The Novel And Killing Your Darlings

Those of you who read this blog on any regular basis (both of you) may remember that I’ve written several science fiction novels, and that I’ve been trying for a number of years to find an agent for the first (and ultimately, all three).  As an update to that, I’ve almost completely given up finding an agent or publisher, and have decided to publish the trilogy myself.  I’m looking at two self-publishing routes, KDP publishing and Ingram Spark.  I like Ingram Spark because of the potential of getting my paper-based books in bookstores.  (We’ll see.)  KDP will get it on virtually all e-readers, and that covers the two basic routes of publishing.

In preparation for putting the finished product out there, I sent the manuscript to a professional editor and have gotten her critiques back.  I’m now in the process of making some revisions which should be complete within the next few weeks.  Then I have to go through the manuscript word by word, paragraph by paragraph, page by page, scene by scene, chapter by chapter, until I’m satisfied that it meets my own stringent qualifications.  That will take time (but it’s time well spent).

One side effect of re-reading and re-editing one’s own literary works is that of discovering things you didn’t know were there.  In one case, the editor made a suggestion about the ending which I proceeded to fix by adding a short but highly emotionally intense scene to help add danger and peril that the characters have to overcome before the conclusion.  But that scene had one unintended consequence: it forced me to eliminate a scene I liked and wished I could keep.

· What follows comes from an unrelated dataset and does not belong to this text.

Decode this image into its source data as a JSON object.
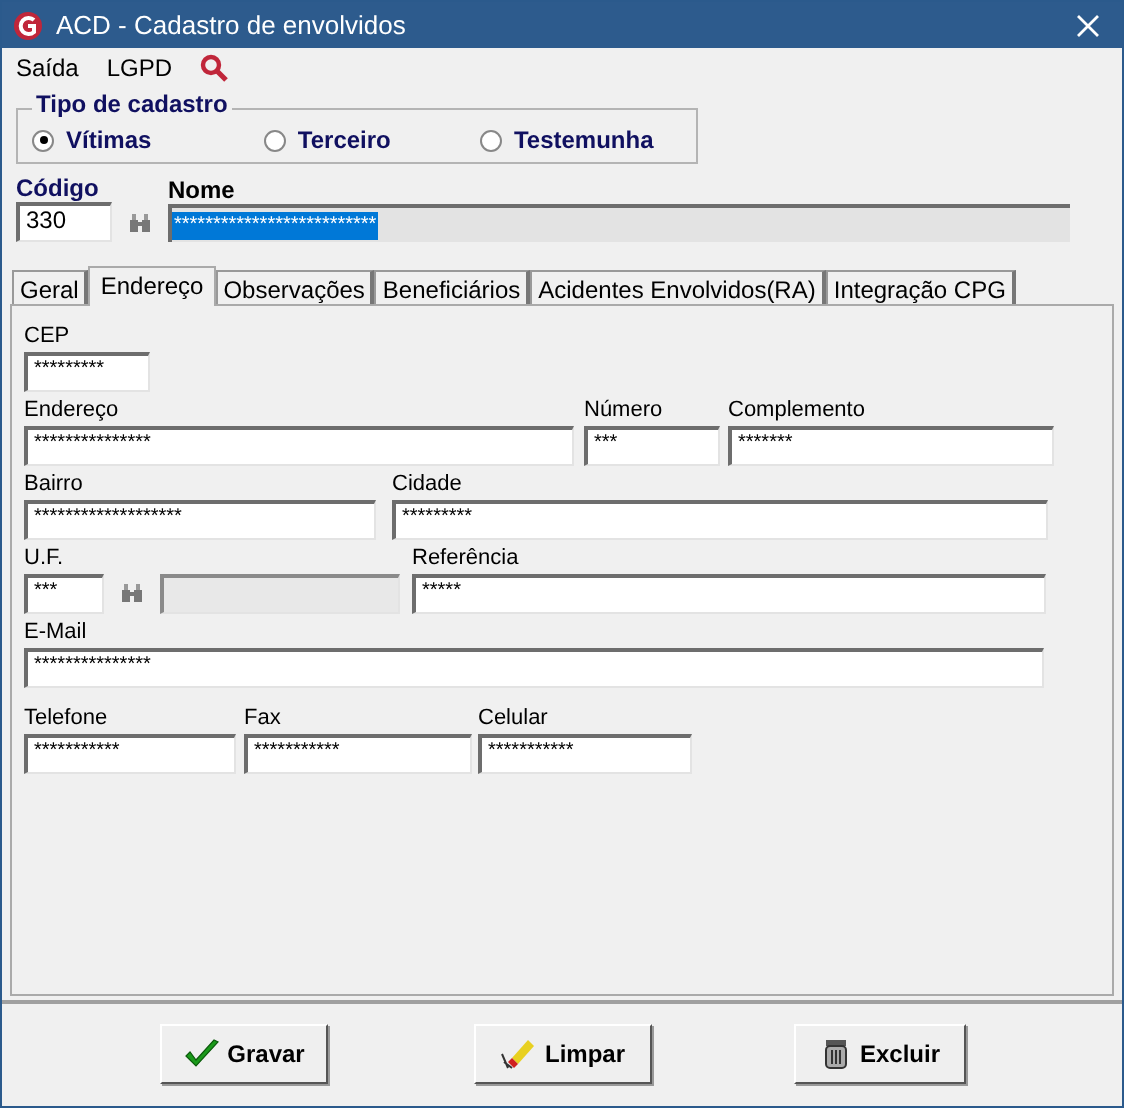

Like “show, don’t tell,” and “write what you know,” a new writer is frequently admonished to “kill your darlings.”  This advice is intended to tell the new writer not to put too much emphasis on hifalutin flowery prose that exists simply because it sounds good, or looks good on the page, or just because they like it.  [The phrase has been attributed to William Faulkner and Stephen King among many others, but may have originated with Arthur Quiller-Couch in his “On The Art Of Writing” from 1914.]  Each word, phrase, sentence, paragraph, scene, must contribute to the story in such a way as to keep it moving and not confuse the reader.  You don’t want a reader asking, “Why the hell is this in here?”  Or, “It’s nice, but I don’t understand what this contributes to the story.”  I came up against this in my revisions, and had to eliminate that one scene.  When I originally wrote that scene—and even up to today—I thought I’d done a good job with it, and I have always liked it.  But—and I don’t say this lightly—it had to go.  I cut it from the manuscript and put it in a separate file where I look at it from time to time to remind myself of its literary beauty.  I wish I could find a place for it.  But that is not to be.  It remains out.